8.EUの経済統合総説・商品の自由移動(1)
ドイツ、フランス、イタリアなど各構成国の国境をそのままにしつつも、EUを国境で分けられない1つの市場にするには、どのような法制度が必要だろうか。この回以降、経済統合を目指して、商品(物)、人、サービス、資本の自由移動を確保する域内市場法を中心に扱う。この回では、域内市場法の全体像の概説に続いて、商品の自由移動に関して、関税同盟と差別的・保護的内国税の禁止を検討する。
9.商品の自由移動(2)
商品の自由移動のうち、数量制限及びそれと同等の効果を有する措置の禁止について、初期の判例を中心に検討する。
10.商品の自由移動(3)・人及びサービスの自由移動(1)
前回に続き、数量制限と同等の効果を有する措置について、その後の判例の展開を確認する。また、人の自由移動のうち、経済活動者(労働者・自営業者)を対象とした自由移動原則について考察する。サービスの自由移動についても、ここであわせて取り上げる。

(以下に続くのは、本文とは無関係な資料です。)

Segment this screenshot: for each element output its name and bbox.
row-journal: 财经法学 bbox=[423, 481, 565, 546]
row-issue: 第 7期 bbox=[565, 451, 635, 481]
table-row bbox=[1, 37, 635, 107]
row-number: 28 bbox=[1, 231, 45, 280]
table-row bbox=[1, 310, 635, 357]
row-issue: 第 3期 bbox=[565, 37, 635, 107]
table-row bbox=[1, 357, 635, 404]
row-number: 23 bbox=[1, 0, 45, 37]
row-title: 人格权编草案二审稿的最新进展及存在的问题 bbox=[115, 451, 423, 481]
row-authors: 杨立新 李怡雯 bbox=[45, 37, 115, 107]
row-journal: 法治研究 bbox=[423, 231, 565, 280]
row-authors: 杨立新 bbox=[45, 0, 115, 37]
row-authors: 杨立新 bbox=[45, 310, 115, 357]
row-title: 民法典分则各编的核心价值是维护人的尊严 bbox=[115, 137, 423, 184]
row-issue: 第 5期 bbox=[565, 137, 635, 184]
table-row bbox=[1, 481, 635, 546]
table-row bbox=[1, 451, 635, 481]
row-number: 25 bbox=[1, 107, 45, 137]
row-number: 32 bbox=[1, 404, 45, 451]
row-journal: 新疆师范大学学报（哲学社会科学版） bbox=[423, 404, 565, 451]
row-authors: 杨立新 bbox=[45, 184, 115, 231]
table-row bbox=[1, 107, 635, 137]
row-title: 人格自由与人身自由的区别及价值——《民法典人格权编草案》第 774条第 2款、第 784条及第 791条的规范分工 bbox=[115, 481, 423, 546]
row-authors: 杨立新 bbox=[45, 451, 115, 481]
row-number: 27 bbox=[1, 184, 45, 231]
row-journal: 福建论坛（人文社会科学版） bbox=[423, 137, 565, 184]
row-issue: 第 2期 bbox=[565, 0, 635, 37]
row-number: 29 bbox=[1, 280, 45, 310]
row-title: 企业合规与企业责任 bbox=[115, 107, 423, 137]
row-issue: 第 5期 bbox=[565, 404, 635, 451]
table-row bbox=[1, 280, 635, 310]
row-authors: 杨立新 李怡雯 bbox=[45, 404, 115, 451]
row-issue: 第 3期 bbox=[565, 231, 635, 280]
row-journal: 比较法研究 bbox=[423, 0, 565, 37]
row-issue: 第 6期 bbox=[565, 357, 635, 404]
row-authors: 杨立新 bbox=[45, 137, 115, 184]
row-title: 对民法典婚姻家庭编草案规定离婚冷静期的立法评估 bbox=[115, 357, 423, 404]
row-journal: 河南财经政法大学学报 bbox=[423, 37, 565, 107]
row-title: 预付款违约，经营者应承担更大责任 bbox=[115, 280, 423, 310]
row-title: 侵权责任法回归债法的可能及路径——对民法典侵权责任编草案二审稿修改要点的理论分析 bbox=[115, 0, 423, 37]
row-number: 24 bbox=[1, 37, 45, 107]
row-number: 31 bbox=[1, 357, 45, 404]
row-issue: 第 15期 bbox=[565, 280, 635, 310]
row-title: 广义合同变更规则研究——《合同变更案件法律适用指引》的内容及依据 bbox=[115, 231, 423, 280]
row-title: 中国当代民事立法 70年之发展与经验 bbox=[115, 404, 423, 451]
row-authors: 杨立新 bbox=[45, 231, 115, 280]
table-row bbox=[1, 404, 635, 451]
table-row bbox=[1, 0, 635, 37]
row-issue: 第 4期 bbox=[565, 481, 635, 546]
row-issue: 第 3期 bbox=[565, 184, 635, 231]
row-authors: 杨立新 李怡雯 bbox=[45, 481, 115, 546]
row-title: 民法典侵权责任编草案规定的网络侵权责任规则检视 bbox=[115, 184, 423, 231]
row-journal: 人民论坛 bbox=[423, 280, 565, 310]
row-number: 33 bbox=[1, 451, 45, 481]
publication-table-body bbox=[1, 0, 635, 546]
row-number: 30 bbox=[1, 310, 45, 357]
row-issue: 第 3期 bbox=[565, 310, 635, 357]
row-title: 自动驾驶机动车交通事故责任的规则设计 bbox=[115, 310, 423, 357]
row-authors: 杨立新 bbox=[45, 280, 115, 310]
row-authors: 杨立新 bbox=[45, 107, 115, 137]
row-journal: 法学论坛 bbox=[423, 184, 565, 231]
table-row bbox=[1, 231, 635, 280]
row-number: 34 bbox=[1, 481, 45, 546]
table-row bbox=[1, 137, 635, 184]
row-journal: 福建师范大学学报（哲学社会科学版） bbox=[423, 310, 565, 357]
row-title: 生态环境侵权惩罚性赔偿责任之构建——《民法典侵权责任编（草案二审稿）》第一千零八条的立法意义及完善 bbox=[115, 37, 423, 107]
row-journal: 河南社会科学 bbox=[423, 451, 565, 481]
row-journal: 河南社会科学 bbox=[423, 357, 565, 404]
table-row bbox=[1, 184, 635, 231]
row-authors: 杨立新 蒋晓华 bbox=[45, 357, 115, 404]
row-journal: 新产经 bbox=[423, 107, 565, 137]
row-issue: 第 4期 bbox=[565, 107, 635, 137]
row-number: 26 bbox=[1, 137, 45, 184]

11.人及びサービスの自由移動(2)・EU市民の自由移動(1)
経済活動者に関する前回に続き、EU市民一般の自由移動について扱う。マーストリヒト条約によりEU市民の概念が導入された後、経済活動者ではないEU市民一般にも自由移動が認められ、EUは経済統合のみではなく、政治的及び社会的統合へと進んでいる。この観点から、最近の判例を検討する。
12. EU市民の自由移動(2)
引き続き、EU市民の自由移動に関する判例を扱う。
13.自由・安全・司法の領域
EUは経済統合をこえて政治的、社会的統合まで進んでいる。その関係で、自由・安全・司法の領域を創設することを目的として掲げるようになっている。これは例えば、日本からドイツへ入国する際にはパスポートチェックがあるが、その後、ドイツからイタリアへ移動する際にはそのようなチェックなしに入国できることなどに表れている。この回は、この概念の内容を検討し、EUが何を目指しているのか考える。
14.資本の自由移動と経済通貨同盟
資本の自由移動とユーロに関する経済通貨同盟について、制度の概要を確認するとともに、ユーロ危機への対応の中で顕在化した法的諸問題について検討する。